Some of the resources do stay online but the rest do not failover to the other controller.

kindly Advise

cedric_renauld

Oupsy !

Carefull ! you have minimum 2 hard drive out of order ..

You are near to lose your data ...

Call NetApp to change these disk out of order

After you have many other issue, due to mistake during install, we can see after you disk have been changed

anismerlin

client confirmed that disks was replaced 2 weeks ogo however the log shows that disks still out of order

attached the result of

storage disk show -broken

JonathanGaudette

Here's what Cedric was referring to:

4/30/2024 09:00:00  MOCO-STR-BKP2    EMERGENCY     monitor.shutdown.brokenDisk: two data disks in RAID group "/Aggr01_FSAS/plex0/rg0" are broken. Halting system now.

anismerlin

client confirmed that disks was replaced 2 weeks ago however the log shows that disks still out of order

attached the result of

storage disk show -broken

torres91

I had something similar with a costumer.

I have some questions: Do you have spare disks? and, what firmware version have your SP?
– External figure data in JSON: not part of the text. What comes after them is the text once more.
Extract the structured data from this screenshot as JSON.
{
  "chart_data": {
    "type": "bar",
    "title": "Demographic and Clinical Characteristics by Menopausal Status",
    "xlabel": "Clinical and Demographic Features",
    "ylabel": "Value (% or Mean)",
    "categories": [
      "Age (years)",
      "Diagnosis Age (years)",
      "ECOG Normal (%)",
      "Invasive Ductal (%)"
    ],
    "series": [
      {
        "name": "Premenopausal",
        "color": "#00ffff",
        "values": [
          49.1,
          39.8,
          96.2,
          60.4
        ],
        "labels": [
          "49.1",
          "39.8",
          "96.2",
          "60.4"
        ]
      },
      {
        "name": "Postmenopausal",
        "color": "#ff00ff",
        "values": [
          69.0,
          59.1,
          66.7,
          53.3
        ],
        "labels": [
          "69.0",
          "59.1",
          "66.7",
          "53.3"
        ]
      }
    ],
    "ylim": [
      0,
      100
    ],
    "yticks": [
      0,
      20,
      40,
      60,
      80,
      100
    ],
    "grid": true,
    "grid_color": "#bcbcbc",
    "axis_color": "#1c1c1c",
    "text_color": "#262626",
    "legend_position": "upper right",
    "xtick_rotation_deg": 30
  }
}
In my incident with the FAS2552, one of my aggregates have two disk failures and one controller gones down. We have a 3 spare disk, but CDOT (Ontap in 9s versions) doesn't take any spare disk, this due a bug in the Service Processor firmware version. While, we waiting of arrival of disks for replacement we need to change raid time out, from 24 to 72. Check this commands:

storage raid-options show

storage raid-options modify -node node1 -name raid.timeout 48

link: https://kb.netapp.com/on-prem/ontap/hardware-KBs/Node_shutdown_with_monitor_shutdown_brokenDisk%3AEMERGENCY_error

Then, if your controller keeps turning off, is possible that you have more failed disks.

JonathanGaudette

The Service Processor has no control over RAID or spare disks.

If you do not have any spare disks, ONTAP will not be able to start the reconstruct and will shut down until spare disks are added.

If you have unassigned disks, you need to assign them to the node.

To check for unassigned disks run "run -node * disk show -n"

If you have ADP (disk partitioning), and disk autoassign isn't working, you'll also need to assign the partitions created by ONTAP, as they will also be unassigned.

Unassigned partitions will also show up in "disk show -n"

AlexDawson

Agreed, this sounds like the issue to me too.

torres91

If you review disk show.txt ouput I can see a one spare disk

1.1.17 3.63TB 1 17 FSAS spare Pool0 MOCO-STR-BKP2

I think that Failed agregate has not yet rebuilding

JonathanGaudette

Need more data.
full sysconfig -r from both nodeshells
full disk show -n from either nodeshell